Who's Holiday

Who’s Holiday by Matthew Lombardo

The Theatre Company of Bryan/College Station,
December 2018

Starring Adrienne Dobson

Stage Manager - Beth Akin
Choreographer - Carrie Murawski
Costume, Hair, Makeup Designer - Taylor Christenson
Costume Construction - Brittney Green
Light Board Operator - Hannah Hildebrandt
Sound Board Operator - Kathryn Morgan
Scenic Construction - Alan Bryant

Photo credit: Alan Bryant, used with permission. (Full production photos forthcoming)

Why this show?

I rarely turn down the opportunity to stretch myself or my audiences, and this show did both. When Adrienne Dobson, the Artistic Director at The Theatre Company of Bryan/College Station, approached me about directing her in this production, I immediately jumped at the opportunity. However, as I began reading the script, I discovered a character that was problematic, crass, and just plain offensive at times. Halfway through reading, I found myself questioning how I could agree to direct this show, while still trying to ally with those on the margins. However, as I read on towards the end, what I discovered instead was a portrait of a woman who knows that she is all of those things, but is also trying to be and do better. At the core of this comedy was one of the most meaningful Christmas stories I’ve heard in recent years.

Concept

I knew right away that everything in this show had to build to make the most emotional moments of the show feel utterly real, honest, and vulnerable.

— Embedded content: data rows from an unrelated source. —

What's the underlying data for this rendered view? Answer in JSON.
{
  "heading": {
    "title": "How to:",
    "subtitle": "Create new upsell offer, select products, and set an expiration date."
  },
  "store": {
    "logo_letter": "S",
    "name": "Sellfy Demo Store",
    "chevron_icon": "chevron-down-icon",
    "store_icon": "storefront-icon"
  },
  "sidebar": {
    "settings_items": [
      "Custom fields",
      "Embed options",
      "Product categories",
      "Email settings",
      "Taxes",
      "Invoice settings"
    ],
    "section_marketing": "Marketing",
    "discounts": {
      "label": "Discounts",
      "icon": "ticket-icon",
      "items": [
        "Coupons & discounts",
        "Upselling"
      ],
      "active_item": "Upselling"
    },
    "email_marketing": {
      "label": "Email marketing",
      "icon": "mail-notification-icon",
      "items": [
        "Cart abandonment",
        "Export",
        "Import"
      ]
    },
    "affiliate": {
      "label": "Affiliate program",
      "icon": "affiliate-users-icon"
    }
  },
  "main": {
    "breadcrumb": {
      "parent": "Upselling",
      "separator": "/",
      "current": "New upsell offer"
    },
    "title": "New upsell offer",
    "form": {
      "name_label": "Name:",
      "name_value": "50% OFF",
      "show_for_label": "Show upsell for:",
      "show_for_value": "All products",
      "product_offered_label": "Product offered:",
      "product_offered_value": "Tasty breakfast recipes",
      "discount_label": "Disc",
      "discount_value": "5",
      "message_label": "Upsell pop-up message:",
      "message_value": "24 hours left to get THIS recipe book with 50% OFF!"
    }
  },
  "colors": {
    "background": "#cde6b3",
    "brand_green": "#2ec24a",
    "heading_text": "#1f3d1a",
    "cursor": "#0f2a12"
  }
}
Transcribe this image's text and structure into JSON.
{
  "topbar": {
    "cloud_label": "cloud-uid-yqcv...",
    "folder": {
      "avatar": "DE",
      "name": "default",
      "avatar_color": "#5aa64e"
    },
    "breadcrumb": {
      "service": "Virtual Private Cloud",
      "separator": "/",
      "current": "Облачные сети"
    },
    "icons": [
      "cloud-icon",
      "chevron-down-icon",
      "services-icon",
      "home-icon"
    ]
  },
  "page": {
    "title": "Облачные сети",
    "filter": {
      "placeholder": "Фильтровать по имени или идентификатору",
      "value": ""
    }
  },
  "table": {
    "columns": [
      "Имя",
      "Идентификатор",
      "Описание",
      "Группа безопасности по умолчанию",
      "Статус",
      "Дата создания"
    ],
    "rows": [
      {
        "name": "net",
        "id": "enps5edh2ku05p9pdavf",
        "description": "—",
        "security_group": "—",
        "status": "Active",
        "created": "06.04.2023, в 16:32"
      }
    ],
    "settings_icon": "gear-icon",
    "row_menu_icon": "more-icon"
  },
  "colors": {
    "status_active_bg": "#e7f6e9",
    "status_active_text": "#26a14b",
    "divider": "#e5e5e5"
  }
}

This meant that we focused our effort on creating a heightened personality that allowed for the broad, blue comedy to land with a bang, but also left room for that mask to slip in a very real, very painful way when it was time.

Lessons Learned

As with any one-person show, direction is incredibly collaborative, so Adrienne and I spent a lot of time talking through different perspectives before usually finding a happy middle. Ultimately, it affirmed for me that my style of directing fits everything from 40-person musicals to one-person shows: people first, and then focus on the “why.”